Thursday, April 21, 2005

long tongued moth



my friend, the one who dissed my tupac post, has softened. somehow.

this after he read about the post about my mother'’s man troubles. but not as much.

but this is not about you, he emailed me again. what about me? i im’'ed him. you and the true things in life. you and love, he im’'ed back.

now this why it never pays as much to befriend a fellow writer. especially one who makes a living at writing soaps.

but somehow, i am baffled by the flurry of all this. he is a dear friend and maybe this is why i sort of feel shamed questioning this implicit assumption thrust upon me. the fact that he writes for a top rating soap in manila somehow gives him the mantle of infallibility as to matters of things true and beautiful. of love.

so, i emailed another friend, not a mutual one. and he wasn’'t kind at all with my soap writer friend.

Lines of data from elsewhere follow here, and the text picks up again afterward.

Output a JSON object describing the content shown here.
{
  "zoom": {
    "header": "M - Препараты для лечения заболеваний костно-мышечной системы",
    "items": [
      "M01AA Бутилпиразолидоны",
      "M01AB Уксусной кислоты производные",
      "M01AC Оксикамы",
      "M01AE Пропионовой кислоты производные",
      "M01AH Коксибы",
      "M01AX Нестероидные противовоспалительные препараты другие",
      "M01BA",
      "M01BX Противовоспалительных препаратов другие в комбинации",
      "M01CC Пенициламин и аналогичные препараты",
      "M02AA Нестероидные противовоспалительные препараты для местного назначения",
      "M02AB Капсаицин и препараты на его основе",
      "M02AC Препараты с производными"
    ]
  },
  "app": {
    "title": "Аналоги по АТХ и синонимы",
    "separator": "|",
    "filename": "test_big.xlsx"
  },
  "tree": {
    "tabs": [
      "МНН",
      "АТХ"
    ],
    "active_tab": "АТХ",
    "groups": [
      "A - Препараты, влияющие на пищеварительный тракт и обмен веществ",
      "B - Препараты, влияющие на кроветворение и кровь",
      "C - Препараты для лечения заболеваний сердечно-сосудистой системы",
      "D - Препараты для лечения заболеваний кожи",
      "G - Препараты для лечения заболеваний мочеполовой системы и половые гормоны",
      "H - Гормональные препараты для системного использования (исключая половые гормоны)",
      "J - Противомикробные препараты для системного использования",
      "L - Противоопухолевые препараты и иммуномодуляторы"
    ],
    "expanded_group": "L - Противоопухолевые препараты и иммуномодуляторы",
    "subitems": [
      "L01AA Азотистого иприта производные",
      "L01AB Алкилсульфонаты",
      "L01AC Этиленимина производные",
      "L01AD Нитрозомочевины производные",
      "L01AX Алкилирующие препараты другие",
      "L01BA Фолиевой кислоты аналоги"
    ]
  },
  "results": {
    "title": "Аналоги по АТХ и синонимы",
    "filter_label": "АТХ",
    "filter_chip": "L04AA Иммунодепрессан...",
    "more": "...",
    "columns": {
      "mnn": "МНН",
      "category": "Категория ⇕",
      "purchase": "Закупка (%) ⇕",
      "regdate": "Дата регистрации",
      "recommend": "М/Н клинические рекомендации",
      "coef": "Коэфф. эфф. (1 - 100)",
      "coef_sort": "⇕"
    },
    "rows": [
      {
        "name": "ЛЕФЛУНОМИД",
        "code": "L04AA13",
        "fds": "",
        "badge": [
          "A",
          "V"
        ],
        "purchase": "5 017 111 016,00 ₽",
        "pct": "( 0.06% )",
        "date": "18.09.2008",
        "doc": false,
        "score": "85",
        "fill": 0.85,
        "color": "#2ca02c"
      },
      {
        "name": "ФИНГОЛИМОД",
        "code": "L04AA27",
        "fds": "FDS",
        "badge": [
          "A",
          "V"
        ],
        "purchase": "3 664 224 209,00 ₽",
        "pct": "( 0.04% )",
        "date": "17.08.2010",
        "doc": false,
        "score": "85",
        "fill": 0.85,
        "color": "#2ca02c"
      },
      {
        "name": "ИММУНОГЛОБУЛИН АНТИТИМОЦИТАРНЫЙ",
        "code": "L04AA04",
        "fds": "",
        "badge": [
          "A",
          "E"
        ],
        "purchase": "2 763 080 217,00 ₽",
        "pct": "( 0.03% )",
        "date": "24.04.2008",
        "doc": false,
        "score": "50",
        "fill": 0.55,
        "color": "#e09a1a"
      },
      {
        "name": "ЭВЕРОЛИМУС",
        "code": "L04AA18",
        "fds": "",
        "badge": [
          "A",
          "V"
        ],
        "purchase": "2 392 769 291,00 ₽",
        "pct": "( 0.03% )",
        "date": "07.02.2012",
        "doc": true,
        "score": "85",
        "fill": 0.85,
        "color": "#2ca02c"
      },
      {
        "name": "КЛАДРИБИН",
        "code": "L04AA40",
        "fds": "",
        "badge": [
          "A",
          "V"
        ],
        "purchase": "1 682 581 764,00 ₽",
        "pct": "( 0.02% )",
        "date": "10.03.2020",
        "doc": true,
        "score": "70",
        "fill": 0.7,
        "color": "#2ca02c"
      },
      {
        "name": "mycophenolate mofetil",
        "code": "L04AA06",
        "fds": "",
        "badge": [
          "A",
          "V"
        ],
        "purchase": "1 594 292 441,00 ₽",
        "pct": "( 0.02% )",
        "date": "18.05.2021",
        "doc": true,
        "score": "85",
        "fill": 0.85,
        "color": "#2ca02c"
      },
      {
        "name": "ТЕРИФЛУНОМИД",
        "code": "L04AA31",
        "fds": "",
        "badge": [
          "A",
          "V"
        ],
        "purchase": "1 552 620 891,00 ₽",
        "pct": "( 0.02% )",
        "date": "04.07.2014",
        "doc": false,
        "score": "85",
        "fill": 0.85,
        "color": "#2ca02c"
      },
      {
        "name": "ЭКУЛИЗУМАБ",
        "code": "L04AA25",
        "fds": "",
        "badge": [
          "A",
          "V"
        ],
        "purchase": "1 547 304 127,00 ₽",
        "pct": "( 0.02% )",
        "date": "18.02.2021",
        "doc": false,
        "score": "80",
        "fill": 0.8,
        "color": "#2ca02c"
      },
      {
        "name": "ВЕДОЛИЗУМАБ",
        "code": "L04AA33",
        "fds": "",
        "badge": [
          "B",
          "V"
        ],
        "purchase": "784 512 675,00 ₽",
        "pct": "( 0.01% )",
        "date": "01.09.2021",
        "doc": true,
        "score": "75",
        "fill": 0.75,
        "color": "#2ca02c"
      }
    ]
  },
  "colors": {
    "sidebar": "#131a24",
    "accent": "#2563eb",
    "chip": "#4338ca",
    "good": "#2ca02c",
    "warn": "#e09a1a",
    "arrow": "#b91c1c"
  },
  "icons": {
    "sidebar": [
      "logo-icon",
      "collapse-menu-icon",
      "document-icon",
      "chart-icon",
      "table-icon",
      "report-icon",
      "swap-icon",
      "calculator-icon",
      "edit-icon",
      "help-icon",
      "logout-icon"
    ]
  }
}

what does he know? this catty friend wrote back. he churns out escapist fares.

but our people just love them, i emailed him back. he must have tapped into something primordial, something original and thus true in the hearts of the viewers.

my bitchy friend has yet to email me back. he is not into this, the minutiae of what he disdainfully call the writing life. he writes zippy copies for an ad agency.

what are the true things in my life then?

i am stunned by this question. honestly, i don’t know that this is a valid question i can ask myself.

i always believe that even my lies, my prevarications, my facades, they are real, they are true to me. and to force me to winnow my life choices into my friend’'s fascistic binary catalog - the true and the untrue - well, it seems nothing but phony to me.

and so i decided to watch on the filipino channel the soap that he writes for. and just ten minutes into it, i was reminded quite rudely why i was never into pinoy soaps. well, soap for that matter.

drippy lines. hokier music that wells up almost every time a character looks straight into a camera. nothing comes as true to me.

i flipped back to my basic american cable. nothing much in there, either.

so i settled for this nature show, the kind that public television affiliates cram into their after school hours programming.

the presenter, one in ill fitting bush jacket, was really wired over what he raved as a 150-year old scientific breakthrough.

it all started 150 years ago when the great evolutionist charles darwin was presented with this strange looking orchid from the isolated island of madagascar. the orchid had a twelve inch nectar spur.

confounding his fellow scientists, darwin boldly predicted then that for this unusual flower to exist and thrive, somewhere in madagascar there must also be a moth with a 12 inch long proboscis.

this made his colleagues snort. no such thing. and for the next 150 years, no enterprising scientist has ever found any evidence as to this moth with an elephantine tongue necessary for the pollination of this strange flower.

not until last year when a scientist from new orleans brought with him to the island an infrared night vision camera and captured in action that never before beheld freak moth.

i couldn’'t wait for the show to get over. as i was filled with things to write, more melodramatic, more maudlin, i don’t care, that my soap writer friend could ever think of.

this is how i planned on starting my new letter to him: you’'re asking me to write about the true things in my life? about love?

here is my truth. i am a strange orchid with a very long nectar spur. and even if somehow i have the hardest time believing it myself, i kind of feel there is a moth out there that has a very long tongue. and i can, no, i will wait for it. patiently.